Still, Bangor is not trying to shirk its duties, she said.
“We know we have a responsibility to our residents who are unsheltered, and we will do everything we can to keep people safe and to get people housed, but at this point in time we feel like we need more help from the state level.”
That realization has led the city to “proactively” seek the state’s help, Kronholm said.
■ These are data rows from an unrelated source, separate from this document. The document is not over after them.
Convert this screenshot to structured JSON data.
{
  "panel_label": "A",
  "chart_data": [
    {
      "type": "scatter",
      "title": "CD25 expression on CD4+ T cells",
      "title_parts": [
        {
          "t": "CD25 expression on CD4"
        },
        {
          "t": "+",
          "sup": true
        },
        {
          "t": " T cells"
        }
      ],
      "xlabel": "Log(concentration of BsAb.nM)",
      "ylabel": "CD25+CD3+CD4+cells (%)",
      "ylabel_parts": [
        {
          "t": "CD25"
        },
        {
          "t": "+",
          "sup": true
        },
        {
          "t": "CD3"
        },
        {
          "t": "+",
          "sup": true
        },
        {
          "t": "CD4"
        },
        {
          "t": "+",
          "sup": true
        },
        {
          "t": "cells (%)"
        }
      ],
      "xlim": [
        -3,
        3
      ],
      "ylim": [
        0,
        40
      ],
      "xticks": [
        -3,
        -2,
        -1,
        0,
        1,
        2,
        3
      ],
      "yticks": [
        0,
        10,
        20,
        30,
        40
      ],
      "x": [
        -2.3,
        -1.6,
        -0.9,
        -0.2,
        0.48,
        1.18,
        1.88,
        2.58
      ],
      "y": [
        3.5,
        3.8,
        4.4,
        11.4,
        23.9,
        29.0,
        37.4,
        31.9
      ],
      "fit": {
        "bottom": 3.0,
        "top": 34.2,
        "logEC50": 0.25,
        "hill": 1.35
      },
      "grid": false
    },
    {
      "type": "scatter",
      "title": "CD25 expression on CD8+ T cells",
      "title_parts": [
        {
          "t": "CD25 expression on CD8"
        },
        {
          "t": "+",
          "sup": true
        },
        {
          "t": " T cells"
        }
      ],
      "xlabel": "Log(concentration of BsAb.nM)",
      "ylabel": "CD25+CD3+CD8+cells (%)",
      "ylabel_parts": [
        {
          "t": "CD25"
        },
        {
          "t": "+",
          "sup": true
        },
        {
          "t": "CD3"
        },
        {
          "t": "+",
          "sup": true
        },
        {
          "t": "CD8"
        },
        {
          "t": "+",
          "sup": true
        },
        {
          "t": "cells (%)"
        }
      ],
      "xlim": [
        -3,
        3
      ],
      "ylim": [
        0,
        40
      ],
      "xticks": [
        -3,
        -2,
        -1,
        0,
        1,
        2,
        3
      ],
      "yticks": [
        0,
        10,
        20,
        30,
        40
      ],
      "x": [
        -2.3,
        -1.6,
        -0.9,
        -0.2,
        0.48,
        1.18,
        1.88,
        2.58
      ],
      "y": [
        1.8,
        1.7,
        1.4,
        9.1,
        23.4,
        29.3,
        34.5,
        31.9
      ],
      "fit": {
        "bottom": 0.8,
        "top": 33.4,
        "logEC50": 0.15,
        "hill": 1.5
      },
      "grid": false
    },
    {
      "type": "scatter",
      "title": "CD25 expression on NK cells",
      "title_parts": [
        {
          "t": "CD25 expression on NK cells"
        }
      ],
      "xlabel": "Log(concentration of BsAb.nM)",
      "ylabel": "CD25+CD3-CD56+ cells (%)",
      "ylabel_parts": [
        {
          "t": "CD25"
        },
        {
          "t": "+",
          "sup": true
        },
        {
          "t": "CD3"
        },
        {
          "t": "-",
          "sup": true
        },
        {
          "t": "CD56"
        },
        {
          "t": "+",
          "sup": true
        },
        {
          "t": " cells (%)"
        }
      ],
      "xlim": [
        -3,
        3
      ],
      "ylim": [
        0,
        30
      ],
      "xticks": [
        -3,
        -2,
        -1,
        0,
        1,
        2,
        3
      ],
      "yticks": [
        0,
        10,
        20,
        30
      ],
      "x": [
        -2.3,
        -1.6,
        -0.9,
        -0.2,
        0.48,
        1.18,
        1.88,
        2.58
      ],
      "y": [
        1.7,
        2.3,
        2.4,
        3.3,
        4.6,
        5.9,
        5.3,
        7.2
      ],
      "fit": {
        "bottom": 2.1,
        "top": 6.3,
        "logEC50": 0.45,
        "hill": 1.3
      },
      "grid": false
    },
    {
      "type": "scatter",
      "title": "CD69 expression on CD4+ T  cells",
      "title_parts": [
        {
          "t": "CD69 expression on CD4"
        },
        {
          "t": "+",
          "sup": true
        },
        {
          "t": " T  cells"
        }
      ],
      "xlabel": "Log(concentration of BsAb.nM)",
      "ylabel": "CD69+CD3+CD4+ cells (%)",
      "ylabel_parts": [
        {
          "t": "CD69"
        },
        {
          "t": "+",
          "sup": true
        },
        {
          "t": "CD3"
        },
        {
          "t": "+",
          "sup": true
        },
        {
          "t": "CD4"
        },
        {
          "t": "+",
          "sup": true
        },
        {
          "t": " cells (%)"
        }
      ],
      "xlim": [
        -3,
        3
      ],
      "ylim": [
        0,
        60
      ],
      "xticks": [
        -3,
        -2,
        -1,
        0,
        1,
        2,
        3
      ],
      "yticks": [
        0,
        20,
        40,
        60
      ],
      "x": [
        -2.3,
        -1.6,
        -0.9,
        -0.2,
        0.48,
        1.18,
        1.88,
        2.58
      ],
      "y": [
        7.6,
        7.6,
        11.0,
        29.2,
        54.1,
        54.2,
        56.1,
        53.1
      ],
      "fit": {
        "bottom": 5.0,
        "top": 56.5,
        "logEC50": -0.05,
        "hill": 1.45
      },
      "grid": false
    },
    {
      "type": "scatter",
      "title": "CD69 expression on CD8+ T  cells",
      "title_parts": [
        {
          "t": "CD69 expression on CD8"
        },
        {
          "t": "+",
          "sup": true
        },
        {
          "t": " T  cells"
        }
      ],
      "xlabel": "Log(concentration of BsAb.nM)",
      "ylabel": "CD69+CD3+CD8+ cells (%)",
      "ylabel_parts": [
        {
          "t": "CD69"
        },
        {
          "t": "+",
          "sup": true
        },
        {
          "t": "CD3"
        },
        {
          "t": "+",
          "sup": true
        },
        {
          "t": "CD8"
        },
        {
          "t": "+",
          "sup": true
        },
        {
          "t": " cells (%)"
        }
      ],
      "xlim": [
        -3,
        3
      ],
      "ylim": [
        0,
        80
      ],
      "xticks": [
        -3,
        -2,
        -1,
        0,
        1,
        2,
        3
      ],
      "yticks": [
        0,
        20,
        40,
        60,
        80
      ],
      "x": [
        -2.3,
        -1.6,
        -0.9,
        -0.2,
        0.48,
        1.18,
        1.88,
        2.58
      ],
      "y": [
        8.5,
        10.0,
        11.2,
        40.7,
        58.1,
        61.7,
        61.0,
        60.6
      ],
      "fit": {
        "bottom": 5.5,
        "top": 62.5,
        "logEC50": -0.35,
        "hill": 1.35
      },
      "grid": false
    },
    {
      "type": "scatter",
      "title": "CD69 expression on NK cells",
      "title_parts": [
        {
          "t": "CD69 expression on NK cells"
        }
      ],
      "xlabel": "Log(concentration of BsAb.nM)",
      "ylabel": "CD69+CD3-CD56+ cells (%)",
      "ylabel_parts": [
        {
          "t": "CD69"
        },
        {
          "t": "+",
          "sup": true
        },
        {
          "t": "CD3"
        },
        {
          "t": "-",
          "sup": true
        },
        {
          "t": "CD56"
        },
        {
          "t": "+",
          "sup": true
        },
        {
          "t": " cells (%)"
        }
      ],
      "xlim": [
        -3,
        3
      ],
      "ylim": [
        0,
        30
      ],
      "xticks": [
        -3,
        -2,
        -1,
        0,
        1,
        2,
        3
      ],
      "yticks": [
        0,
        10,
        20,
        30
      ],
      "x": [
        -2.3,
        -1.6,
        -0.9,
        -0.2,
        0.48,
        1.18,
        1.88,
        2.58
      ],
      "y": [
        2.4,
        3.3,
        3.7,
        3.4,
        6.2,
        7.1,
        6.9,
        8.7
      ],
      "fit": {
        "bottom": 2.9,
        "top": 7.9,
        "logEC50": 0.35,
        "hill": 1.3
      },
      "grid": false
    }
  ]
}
He pointed to the state housing authority’s partnership with Community Solutions to hire coordinators to oversee Built For Zero initiative efforts in nine hubs throughout Maine.
Now, that effort is starting to take shape in the Bangor area.
Built for Zero
The Maine State Housing Authority earlier this year identified local organizations to oversee the Built for Zero work in the state’s nine identified hubs, or regions, with Bangor-based Community Health and Counseling Services in charge of the work in Penobscot and Piscataquis counties.
A top priority for the initiative is better data on the homeless population.
Built For Zero coordinators keep a “by name list” of every homeless person in a particular area, so there’s real-time data on how many people there are and what services they need, according to Jen Weatherbee, the hub coordinator for Penobscot and Piscataquis counties, who began her role in May.
Weatherbee is using the by name list to improve the city’s data on its residents who are facing homelessness and need services.
Currently, Bangor only conducts an annual point-in-time study to determine how many homeless people are in the city, which Weatherbee called a “flawed approach.”
In addition, she’s creating a coordinated entry network with Bangor-area homeless service providers, which will bring those providers together so those in need of services, like a housing voucher or a shelter bed, don’t have to contact every individual agency looking for what they need. The pilot program launches next month.
“It’s developing a system where we can communicate more effectively about particular clients, and trying to kind of match them to the resources that are appropriate to them,” she said.
Still, clawing one’s way out of homelessness will remain difficult as long as housing remains scarce, said Chase, the 19-year-old living in Tent City.

The city should “take half of these [condemned] buildings” and convert them into housing, she said.
Other proposals to address homelessness, like a developer’s plans to build tiny homes in a Bangor mobile home park, are a “dead subject,” Jody Mackin said.
“I’ll believe it when I see it,” he said.